MC – Sim, inclusive o maior investidor institucional brasileiro que é a BNDESPar, com cerca de R$ 100 bilhões em ações de empresas listadas, é nosso associado.

II Você disse que existem três fundos de pensão já associados à Amec. Qual a perspectiva desse número aumentar?
MC – Temos conversado com várias fundações, inclusive estamos fazendo uma alteração na estrutura de contribuições da Amec para facilitar a entrada de fundos de menor porte. Estamos com um esforço grande para aumentar esse número, até porque no mundo inteiro foram os fundos de pensão os responsáveis pela multiplicação dos conceitos que nós defendemos, não só pela influência que eles tem entre as empresas mas também entre os gestores.

II E a B3, antiga Bovespa, ela não poderia colocar exigências para que as empresas do Novo Mercado dessem mais satisfação aos minoritários?
MC – Aí entra em outra discussão, de até que ponto as empresas que atendem a determinados check-lists, como o Novo Mercado, até que ponto elas de fato têm boa governança. Essa é outra discussão grande.

IIO padrão do Novo Mercado não garante isso?
MC – Existem as especificações, mas nada garante que de fato elas cumpram.
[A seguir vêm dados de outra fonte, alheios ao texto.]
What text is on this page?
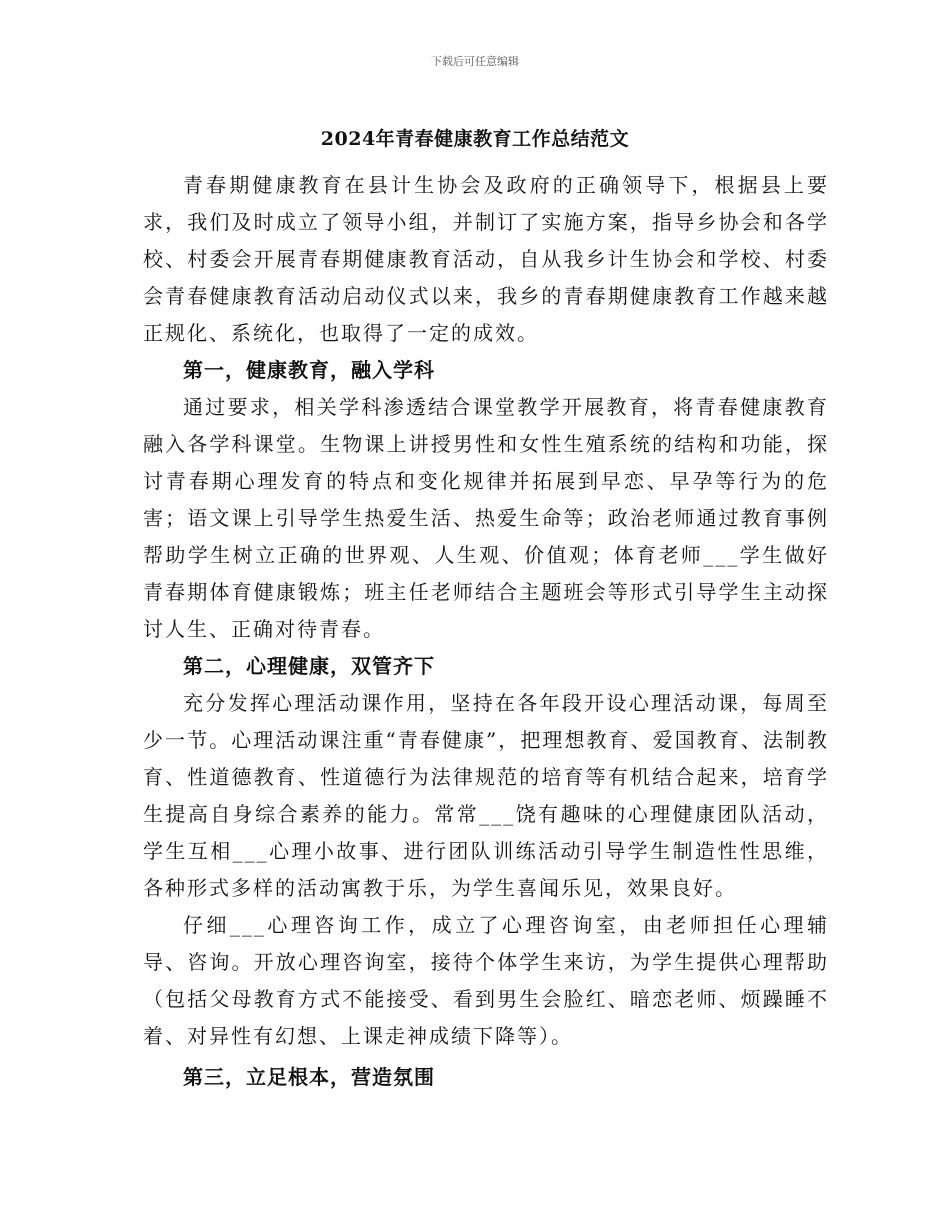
下载后可任意编辑
2024年青春健康教育工作总结范文

青春期健康教育在县计生协会及政府的正确领导下，根据县上要求，我们及时成立了领导小组，并制订了实施方案，指导乡协会和各学校、村委会开展青春期健康教育活动，自从我乡计生协会和学校、村委会青春健康教育活动启动仪式以来，我乡的青春期健康教育工作越来越正规化、系统化，也取得了一定的成效。

第一，健康教育，融入学科

通过要求，相关学科渗透结合课堂教学开展教育，将青春健康教育融入各学科课堂。生物课上讲授男性和女性生殖系统的结构和功能，探讨青春期心理发育的特点和变化规律并拓展到早恋、早孕等行为的危害；语文课上引导学生热爱生活、热爱生命等；政治老师通过教育事例帮助学生树立正确的世界观、人生观、价值观；体育老师___学生做好青春期体育健康锻炼；班主任老师结合主题班会等形式引导学生主动探讨人生、正确对待青春。

第二，心理健康，双管齐下

充分发挥心理活动课作用，坚持在各年段开设心理活动课，每周至少一节。心理活动课注重“青春健康”，把理想教育、爱国教育、法制教育、性道德教育、性道德行为法律规范的培育等有机结合起来，培育学生提高自身综合素养的能力。常常___饶有趣味的心理健康团队活动，学生互相___心理小故事、进行团队训练活动引导学生制造性性思维，各种形式多样的活动寓教于乐，为学生喜闻乐见，效果良好。

仔细___心理咨询工作，成立了心理咨询室，由老师担任心理辅导、咨询。开放心理咨询室，接待个体学生来访，为学生提供心理帮助（包括父母教育方式不能接受、看到男生会脸红、暗恋老师、烦躁睡不着、对异性有幻想、上课走神成绩下降等）。

第三，立足根本，营造氛围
Tivemos vários ciclos de IPOs onde diversas empresas despreparadas, com uma péssima qualidade de governança, foram listadas no Novo Mercado só com ações ordinárias, mas não estavam realmente preparadas.

II E como conseguiam ser listadas no Novo Mercado?
MC – Elas iam até um banco de investimentos, que por sua vez oferecia um “kit IPO”. Mas continuavam tocando a empresa da mesma forma de quando tinha capital fechado. Essas características do Novo Mercado são indicadores, mas não são suficientes para garantir uma boa governança.

IIE a B3 não pode interceder a favor dos investidores?
MC – A B3 acabou de reformar as regras do novo mercado. Até aplaudimos a iniciativa, mas o que foi aprovado parece uma reforma muito pequena em relação ao que era necessário para garantir que estejamos de fato falando com boas empresas.

IIO que deveria ter sido colocado nas novas regras do novo mercado?
MC – Temos pelo menos seis cartas que enviamos para a bolsa sobre esses temas e poderia passar horas falando sobre isso. Isso envolve uma reforma da câmara de arbitragem, regras de ofertas públicas mais estritas, observância das regras que ela mesma cria, como não permitir entrada de ações superpreferenciais, efetividade do tag-along etc. Tem uma série de iniciativas que infelizmente não vingaram nessa reforma.